Kim (Sophisticated Dorkiness) said...

I haven't read this book, but it sounds interesting! When i took a science fiction class a couple years ago, we tended to look at what the conception of an alien or the future could tell us about the time the author was writing in. I don't think we read anything where the "other" was so drastically different we couldn't compare them to our own experience in some way. It'd be interesting to read something where that wasn't the case.

lemming said...

I'd echo Alison on Torchwood - raises all sorts of ideas for me about alien beings.

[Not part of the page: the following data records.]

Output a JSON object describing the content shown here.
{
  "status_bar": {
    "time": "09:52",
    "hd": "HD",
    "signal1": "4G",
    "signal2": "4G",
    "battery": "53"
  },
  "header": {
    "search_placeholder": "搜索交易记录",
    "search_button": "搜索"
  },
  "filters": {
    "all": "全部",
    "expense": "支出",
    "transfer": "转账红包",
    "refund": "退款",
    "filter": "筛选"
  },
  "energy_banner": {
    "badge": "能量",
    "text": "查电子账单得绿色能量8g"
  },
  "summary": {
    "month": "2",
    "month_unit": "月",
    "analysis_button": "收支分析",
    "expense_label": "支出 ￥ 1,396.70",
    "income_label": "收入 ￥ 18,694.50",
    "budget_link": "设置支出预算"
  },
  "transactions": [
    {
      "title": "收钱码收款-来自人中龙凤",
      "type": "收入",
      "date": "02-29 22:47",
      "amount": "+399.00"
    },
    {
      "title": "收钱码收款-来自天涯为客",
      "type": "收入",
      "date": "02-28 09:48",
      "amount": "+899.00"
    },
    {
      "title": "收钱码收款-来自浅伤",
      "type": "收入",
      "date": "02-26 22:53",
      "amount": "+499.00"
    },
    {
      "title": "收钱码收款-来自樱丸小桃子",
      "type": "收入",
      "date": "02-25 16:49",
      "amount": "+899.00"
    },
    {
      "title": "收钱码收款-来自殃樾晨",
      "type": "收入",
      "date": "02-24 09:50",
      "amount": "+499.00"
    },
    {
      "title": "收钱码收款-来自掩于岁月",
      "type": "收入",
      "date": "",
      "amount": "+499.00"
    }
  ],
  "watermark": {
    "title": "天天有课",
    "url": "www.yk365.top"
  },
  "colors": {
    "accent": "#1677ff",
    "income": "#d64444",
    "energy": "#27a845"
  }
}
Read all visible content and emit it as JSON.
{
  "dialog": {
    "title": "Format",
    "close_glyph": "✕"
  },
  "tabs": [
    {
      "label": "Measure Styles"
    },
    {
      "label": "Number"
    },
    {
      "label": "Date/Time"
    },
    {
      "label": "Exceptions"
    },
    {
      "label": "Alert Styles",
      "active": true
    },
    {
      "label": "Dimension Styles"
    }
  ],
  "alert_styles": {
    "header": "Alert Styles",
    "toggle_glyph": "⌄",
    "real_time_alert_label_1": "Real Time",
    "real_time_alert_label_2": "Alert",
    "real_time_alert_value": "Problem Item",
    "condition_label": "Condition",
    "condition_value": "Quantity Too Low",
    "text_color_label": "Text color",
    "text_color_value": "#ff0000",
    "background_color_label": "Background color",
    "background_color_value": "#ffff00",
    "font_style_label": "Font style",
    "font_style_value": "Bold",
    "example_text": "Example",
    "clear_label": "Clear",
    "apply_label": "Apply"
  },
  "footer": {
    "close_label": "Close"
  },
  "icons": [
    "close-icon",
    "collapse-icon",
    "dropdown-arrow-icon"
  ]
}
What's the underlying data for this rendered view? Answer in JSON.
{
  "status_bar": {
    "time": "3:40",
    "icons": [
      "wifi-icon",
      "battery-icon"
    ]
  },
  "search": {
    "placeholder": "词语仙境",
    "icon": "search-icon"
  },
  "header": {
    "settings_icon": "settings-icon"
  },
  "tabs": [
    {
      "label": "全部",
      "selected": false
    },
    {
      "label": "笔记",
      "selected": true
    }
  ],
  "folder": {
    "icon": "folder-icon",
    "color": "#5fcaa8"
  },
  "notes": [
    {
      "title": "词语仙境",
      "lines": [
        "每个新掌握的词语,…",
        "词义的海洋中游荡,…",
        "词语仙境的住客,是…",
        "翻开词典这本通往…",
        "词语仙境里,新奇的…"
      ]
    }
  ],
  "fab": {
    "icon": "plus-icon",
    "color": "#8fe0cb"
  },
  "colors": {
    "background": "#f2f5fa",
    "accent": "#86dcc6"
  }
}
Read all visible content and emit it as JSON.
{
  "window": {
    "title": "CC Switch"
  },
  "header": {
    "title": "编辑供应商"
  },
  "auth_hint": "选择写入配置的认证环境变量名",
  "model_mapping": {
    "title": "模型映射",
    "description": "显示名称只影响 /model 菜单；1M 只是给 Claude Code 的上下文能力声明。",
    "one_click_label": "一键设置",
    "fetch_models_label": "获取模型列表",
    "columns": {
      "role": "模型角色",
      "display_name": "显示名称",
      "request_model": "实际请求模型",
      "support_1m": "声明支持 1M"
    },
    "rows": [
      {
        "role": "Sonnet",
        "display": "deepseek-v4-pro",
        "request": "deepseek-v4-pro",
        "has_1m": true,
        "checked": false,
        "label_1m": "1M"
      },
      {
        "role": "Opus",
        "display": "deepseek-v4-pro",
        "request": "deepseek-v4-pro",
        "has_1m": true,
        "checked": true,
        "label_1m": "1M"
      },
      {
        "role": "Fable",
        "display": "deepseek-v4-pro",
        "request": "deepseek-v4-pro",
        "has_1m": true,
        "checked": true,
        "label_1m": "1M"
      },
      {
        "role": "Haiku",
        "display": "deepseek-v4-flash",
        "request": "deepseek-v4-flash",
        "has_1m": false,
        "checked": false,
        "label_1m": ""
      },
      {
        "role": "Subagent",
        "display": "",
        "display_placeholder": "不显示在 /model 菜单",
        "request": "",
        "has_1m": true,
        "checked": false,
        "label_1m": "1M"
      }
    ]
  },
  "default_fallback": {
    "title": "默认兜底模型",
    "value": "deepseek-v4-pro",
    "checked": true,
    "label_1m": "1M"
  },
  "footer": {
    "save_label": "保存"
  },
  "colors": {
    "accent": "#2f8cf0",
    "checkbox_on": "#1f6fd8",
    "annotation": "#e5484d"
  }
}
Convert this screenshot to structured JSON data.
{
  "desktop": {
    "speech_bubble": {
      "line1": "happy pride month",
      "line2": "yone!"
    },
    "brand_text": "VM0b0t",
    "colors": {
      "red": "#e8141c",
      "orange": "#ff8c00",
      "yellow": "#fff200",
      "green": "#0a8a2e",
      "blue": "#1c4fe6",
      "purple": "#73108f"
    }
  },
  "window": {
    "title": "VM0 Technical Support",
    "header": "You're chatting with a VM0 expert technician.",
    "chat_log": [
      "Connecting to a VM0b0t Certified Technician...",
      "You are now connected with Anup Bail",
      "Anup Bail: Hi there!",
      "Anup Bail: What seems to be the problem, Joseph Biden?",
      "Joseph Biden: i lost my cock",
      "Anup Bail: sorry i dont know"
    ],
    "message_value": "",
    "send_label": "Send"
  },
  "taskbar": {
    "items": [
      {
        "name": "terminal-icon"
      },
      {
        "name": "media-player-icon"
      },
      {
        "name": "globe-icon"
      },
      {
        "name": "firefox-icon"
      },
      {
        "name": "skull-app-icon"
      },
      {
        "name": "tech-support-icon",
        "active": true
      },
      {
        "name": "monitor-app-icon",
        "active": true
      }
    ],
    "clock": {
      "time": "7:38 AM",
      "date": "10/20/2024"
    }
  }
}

Your question is, to my mind, picking up on the R & G Are dead Wide Sargasso Sea question though - yes, if it's well done, I love it

edj3 said...

Jeanne, I do read science fiction and prefer the authors who don’t spoon feed their entire world/scenario to me in the first chapter. Let me figure it out, if you’ve created an alternative world, I want the chance to explore it myself—don’t give it to me in a PowerPoint. Ian Banks is one of my favorite authors because he explains very little about his Culture society. When I read another book in his sci-fi line, I always come away with a little more understanding of his world.

One of my favorite classes ever was a science fiction/fantasy institute that Jim Gunn taught at KU. We had to read 25 books before the two-week long session started and we met every day for eight hours a day—VERY intense but really quite interesting. His discussion on the difference between science fiction and fantasy helped me better able understand why it was I preferred sci-fi. I’ll read some fantasy but as I’ve said before, it’s not my favorite.

Your friend’s book sounds very intriguing. I need to see if the library has it.

Jeanne said...

Amanda, the whole series (now called The Elysium Cycle) covers thousands of years, and the Elysiums live that long, so they give it some continuity.

Alison, Torchwood sounds like it's using a bit of Hitchcock's technique for making the monster scary--or in this case, alien.

Kim, there are ways the aliens are like us. Mostly this has to do with the separate colonies. Some colonies are easier to live with (properly, to harbor) than others.

Lemming, Rosencrantz and Guildenstern are Dead and Wide Sargasso Sea are by other people, whereas these detailed worlds (Slonczewski, Tolkein, Paolini) require more than one book by the same author to show various facets of the created world. Kind of like the difference between a stage set--a "flat," and an actual three-dimensional room that won't reveal anything fake-looking no matter how much you turn it.

Elizabeth, I'd agree that most good SF authors let you explore their worlds, rather than turning your head for you so you look at only what they want you to see.